Les relations entre l’Éthiopie et les gouvernements occidentaux se sont détériorées pendant le conflit, en partie à cause des inquiétudes suscitées par les atrocités commises par le gouvernement et les troupes alignées sur le gouvernement, ainsi que par l’achat par l’Éthiopie de drones armés non seulement de Turquie mais aussi d’Iran et de Chine.

Les rapports des deux derniers mois suggèrent que les responsables américains sont de plus en plus inquiets du rôle que les drones de fabrication turque continuent de jouer dans la guerre en cours. En septembre, la Maison Blanche sanctions annoncées pour les personnes impliquées dans la crise humanitaire et des droits humains en Éthiopie. Il n’y a aucune preuve que l’administration ait pris ce genre de mesures contre des entreprises ou des citoyens turcs.

« Les États-Unis ont de profondes préoccupations humanitaires concernant les conséquences de toute vente militaire à l’Éthiopie », a déclaré au Post un porte-parole du département d’État, s’exprimant sous couvert d’anonymat en raison du protocole de l’agence. « Nous avons signalé l’utilisation de drones en Éthiopie avec les Émirats arabes unis et la Turquie, et avons clairement indiqué à toutes les parties extérieures engagées de tous les côtés du conflit qu’il est maintenant temps pour tous les acteurs extérieurs de faire pression pour des négociations et de mettre fin à la guerre. ”

Les victimes des frappes de drones ne représentent qu’une fraction des morts civiles liées à la guerre, ont déclaré des travailleurs humanitaires.
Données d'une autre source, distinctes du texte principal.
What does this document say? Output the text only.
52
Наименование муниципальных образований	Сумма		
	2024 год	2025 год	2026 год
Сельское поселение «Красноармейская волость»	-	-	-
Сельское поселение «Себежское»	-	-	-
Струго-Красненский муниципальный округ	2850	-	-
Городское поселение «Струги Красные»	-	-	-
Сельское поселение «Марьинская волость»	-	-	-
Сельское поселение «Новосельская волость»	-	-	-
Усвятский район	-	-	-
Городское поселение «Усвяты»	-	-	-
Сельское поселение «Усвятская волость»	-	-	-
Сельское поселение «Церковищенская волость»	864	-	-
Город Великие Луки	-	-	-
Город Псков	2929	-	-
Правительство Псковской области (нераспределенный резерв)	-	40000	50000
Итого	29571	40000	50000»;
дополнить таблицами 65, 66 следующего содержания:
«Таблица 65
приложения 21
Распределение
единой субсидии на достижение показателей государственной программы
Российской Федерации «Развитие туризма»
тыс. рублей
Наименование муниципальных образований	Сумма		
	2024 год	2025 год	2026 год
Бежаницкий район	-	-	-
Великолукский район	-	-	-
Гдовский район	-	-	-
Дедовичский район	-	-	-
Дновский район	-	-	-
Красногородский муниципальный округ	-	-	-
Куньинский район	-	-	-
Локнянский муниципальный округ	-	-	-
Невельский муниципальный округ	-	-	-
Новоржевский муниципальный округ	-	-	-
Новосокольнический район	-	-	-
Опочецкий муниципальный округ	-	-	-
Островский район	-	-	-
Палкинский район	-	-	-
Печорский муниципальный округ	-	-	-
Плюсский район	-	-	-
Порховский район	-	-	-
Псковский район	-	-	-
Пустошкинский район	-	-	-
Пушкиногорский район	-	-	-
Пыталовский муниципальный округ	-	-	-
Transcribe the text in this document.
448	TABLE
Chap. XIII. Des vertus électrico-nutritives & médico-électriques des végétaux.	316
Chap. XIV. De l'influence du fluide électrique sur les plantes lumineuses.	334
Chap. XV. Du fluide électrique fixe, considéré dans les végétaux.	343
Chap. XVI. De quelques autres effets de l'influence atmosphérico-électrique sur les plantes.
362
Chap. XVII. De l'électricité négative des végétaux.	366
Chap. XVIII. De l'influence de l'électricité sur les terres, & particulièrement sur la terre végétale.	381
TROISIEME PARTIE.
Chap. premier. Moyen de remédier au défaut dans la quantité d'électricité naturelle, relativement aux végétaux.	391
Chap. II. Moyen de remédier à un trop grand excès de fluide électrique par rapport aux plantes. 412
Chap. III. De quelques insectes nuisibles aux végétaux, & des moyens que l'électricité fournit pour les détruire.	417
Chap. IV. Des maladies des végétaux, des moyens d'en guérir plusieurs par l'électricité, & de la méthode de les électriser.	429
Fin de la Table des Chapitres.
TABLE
Un blocus qui est resté pratiquement en place depuis l’offensive du TPLF l’été dernier signifie que très peu d’aide humanitaire – nourriture, médicaments ou carburant – entre dans le Tigré.

Le gouvernement éthiopien et ses alliés ainsi que le TPLF se sont mutuellement accusés de pillage et de destruction de magasins d’alimentation et d’hôpitaux alors que les lignes de bataille ont changé au cours du conflit. L’Organisation mondiale de la santé a mené une enquête qui a révélé que seulement 3% des cliniques du Tigré restaient fonctionnelles.

« C’est en fait une vague de mort. Beaucoup plus au Tigré sont morts de complications à la naissance, de crises cardiaques, de diabète, des effets de la malnutrition, du manque de médicaments ou du manque de carburant pour amener les gens vers des soins », a déclaré Ilham Abdelhai, haut responsable des urgences de l’Organisation mondiale de la santé ayant de l’expérience au Tigré. « Oui, la frappe du drone a été horrible, mais même avant cela, il y a une réalité quotidienne de dénuement et de manque de soins de santé de base. Les fournitures que nous pouvons peut-être apporter maintenant ne sont qu’une goutte d’eau dans l’océan.

Kareem Fahim à Istanbul a contribué à ce rapport.